Quatre ans après l'invasion, le silence de Poutine sur l'échec en Ukraine
Le président russe Vladimir Poutine s'est rendu devant la tombe du soldat inconnu à Moscou le 23 février 2026, à l'occasion de la Journée des défenseurs de la patrie. Cet événement intervient dans un contexte particulier : quatre ans après le début de l'invasion de l'Ukraine, l'anniversaire de ce que Moscou appelle « l'opération militaire spéciale » est devenu un sujet tabou en Russie.
Une guerre qui s'éternise au-delà des prévisions
Lancée le 24 février 2022 avec l'objectif affiché de renverser rapidement le pouvoir à Kiev, cette offensive a désormais duré plus longtemps que la « Grande Guerre patriotique » qui opposa l'Union soviétique à l'Allemagne nazie entre 1941 et 1945. Pourtant, cette référence historique est constamment utilisée par la propagande du Kremlin pour justifier son action contre ce qu'il qualifie de « régime fasciste » ukrainien.

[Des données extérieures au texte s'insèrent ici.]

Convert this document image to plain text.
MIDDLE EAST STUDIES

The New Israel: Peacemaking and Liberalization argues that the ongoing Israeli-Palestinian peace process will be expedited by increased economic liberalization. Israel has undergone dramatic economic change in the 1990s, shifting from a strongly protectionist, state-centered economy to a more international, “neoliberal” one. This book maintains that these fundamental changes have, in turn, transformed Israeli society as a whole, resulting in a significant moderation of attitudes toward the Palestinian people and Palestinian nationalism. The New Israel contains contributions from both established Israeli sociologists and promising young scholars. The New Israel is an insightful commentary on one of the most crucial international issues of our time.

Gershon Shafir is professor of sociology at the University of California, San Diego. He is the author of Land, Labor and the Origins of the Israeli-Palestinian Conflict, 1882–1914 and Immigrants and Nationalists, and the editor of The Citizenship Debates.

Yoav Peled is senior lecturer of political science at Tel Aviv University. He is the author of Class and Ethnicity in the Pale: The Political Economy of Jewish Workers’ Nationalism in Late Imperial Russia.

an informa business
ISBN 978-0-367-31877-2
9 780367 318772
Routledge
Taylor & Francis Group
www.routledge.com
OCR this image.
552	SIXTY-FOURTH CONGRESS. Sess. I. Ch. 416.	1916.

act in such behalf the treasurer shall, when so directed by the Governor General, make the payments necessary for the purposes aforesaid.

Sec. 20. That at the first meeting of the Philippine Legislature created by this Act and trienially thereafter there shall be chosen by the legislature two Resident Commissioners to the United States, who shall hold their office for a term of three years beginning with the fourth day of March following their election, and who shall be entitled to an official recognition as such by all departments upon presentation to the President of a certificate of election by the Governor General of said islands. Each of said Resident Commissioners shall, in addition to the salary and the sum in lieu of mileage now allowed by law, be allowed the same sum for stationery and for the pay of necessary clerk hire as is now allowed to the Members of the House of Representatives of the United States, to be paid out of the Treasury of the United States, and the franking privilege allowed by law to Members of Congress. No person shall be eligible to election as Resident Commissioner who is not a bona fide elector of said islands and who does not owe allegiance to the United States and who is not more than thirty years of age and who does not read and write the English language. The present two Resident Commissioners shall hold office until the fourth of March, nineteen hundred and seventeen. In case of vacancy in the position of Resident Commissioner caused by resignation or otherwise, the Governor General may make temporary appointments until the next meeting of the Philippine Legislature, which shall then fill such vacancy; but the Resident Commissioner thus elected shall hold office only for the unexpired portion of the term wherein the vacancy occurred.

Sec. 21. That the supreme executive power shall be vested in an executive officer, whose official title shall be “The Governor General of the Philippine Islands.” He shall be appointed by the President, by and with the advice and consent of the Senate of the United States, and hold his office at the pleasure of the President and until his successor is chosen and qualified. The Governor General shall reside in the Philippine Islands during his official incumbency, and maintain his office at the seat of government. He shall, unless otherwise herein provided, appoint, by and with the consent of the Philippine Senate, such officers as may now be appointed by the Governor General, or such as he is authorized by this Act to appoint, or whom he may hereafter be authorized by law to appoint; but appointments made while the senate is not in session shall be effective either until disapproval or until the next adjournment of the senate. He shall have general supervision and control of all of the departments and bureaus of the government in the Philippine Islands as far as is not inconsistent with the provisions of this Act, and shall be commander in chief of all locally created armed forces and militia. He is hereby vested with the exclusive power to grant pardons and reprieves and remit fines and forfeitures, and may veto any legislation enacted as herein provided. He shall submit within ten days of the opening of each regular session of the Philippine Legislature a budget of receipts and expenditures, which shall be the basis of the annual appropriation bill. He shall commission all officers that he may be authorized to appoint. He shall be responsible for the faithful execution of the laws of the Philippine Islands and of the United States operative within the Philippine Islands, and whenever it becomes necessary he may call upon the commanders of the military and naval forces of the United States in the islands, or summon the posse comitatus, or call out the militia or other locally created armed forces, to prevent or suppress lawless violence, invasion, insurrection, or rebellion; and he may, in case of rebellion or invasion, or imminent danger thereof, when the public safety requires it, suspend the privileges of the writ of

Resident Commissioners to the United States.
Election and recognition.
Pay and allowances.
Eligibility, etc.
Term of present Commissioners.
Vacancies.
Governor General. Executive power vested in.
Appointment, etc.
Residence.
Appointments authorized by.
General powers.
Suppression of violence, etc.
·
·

Huit décennies après l'ère stalinienne, Vladimir Poutine se garde bien d'expliquer pourquoi son « opération » s'est transformée en une guerre de position coûteuse en vies humaines, avec des gains territoriaux extrêmement limités. Le président russe continue inlassablement de parler de « victoire » imminente, sans jamais aborder les difficultés rencontrées sur le terrain.
Une popularité officielle qui masque une réalité plus complexe
Selon les chiffres du centre d'études d'opinion indépendant Levada, plus de 80% des Russes déclarent approuver l'action de Vladimir Poutine. Ce taux de popularité semble ne pas fléchir malgré les difficultés économiques et humaines engendrées par le conflit.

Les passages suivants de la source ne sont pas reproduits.